Jerzy Kopański: Retoryka nienawiści Węgier i Polski

Felieton o Dorze Bakojani – nic nie znaczącej posłance z odległej krainy, której w Polsce wszyscy z uwagą słuchają. Pytanie tylko – po co.

Grecka posłanka Dora Bakojani dzieli się ze światem swoimi opiniami:

Każdy kraj miałby problemy z zapewnieniem w przeciągu dwóch miesięcy schronienia 100 tysiącom osób (…). To, że Orban blokuje europejskie rozwiązanie problemu, nie może pozostać bez odpowiedzi (…). Postawa krajów takich jak Polska i Węgry budzi moje poważne obawy o przyszłość Europy. Kiedy państwa te czerpały z UE przede wszystkim profity, wyciągały po nie rękę. Dziś rządy w Budapeszcie i Warszawie nie pamiętają już o europejskiej solidarności, która im samym wyszła na dobre. A nawet gorzej: Węgry i Polska swoją retoryką nienawiści zatruwają atmosferę”.

Bakojani była niegdyś burmistrzem Aten i szefową greckiego MSZ. Aktualnie jest parlamentarzystką, zasiada w opozycyjnej Nowej Demokracji (uważanej za prawicową). Słuchamy więc głosu niedecyzyjnej posłanki ze zmarginalizowanego politycznie państwa UE. Bakojani mówi, że przyjęcie uchodźców/imigrantów to nie przelewki, ale każdy musi wziąć swoją działkę ludzi. W innym przypadku UE powinna odciąć kasę w związku z rażącym brakiem solidarności, a w ogóle Węgry i Polska puszczają bąka przy wspólnym europejskim stoliku.

Niby pogląd nienowy, ale zatroskany Onet oraz przerażony „arogancją” portal wpolityce.pl czują potrzebę wyrzucenia na główną stronę relacji z przepychanki publicystyczno-politycznej w Grecji.

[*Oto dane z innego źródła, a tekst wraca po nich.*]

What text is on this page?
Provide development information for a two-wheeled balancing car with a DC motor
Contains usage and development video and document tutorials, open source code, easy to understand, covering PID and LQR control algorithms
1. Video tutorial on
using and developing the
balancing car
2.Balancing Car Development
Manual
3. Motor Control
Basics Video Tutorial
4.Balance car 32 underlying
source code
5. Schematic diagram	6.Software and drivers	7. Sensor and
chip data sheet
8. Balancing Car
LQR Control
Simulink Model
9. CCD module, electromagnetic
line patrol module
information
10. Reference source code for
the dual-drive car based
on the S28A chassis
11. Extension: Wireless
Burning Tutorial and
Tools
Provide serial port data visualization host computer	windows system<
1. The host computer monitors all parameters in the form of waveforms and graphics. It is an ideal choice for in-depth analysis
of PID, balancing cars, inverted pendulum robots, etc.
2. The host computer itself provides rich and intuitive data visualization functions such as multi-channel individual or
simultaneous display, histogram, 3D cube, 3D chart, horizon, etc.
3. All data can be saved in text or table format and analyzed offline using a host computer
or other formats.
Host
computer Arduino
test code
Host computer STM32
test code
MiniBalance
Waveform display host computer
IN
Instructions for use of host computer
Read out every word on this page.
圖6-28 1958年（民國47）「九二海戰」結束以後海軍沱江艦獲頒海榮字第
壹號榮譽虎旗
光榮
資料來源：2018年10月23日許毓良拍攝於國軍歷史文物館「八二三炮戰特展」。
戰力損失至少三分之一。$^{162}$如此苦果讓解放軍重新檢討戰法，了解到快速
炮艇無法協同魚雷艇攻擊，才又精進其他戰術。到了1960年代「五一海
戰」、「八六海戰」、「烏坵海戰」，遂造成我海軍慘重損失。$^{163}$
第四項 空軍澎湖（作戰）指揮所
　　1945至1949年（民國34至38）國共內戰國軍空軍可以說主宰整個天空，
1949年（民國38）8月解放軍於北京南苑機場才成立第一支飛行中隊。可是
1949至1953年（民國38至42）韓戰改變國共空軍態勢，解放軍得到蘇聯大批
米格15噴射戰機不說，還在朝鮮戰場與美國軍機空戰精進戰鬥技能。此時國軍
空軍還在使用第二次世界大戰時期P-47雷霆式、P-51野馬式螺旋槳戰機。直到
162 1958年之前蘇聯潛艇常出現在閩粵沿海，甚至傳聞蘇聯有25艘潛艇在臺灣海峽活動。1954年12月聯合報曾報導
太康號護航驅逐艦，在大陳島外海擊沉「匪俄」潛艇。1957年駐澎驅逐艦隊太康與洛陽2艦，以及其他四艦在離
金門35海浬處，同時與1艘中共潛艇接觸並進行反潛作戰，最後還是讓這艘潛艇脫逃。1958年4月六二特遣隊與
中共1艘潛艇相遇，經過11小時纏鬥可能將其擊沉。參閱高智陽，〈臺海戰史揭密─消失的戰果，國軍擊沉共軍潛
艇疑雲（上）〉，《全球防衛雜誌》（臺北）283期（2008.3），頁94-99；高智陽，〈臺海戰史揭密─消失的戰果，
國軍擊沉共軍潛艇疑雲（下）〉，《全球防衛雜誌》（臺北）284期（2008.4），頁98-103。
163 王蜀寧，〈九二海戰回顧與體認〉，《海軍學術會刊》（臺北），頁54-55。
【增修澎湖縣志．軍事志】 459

Po co tylko Onet i wpolityce.pl powtarza to, o czym słyszeliśmy już nie raz, tym razem padającego z ust outsidera – i to podwójnego? Chyba tylko w celu utrzymania odpowiedniej atmosfery wśród swoich odbiorców. Nius jest, emocje wśród tożsamościowego odbiorcy są, sensu – nie ma.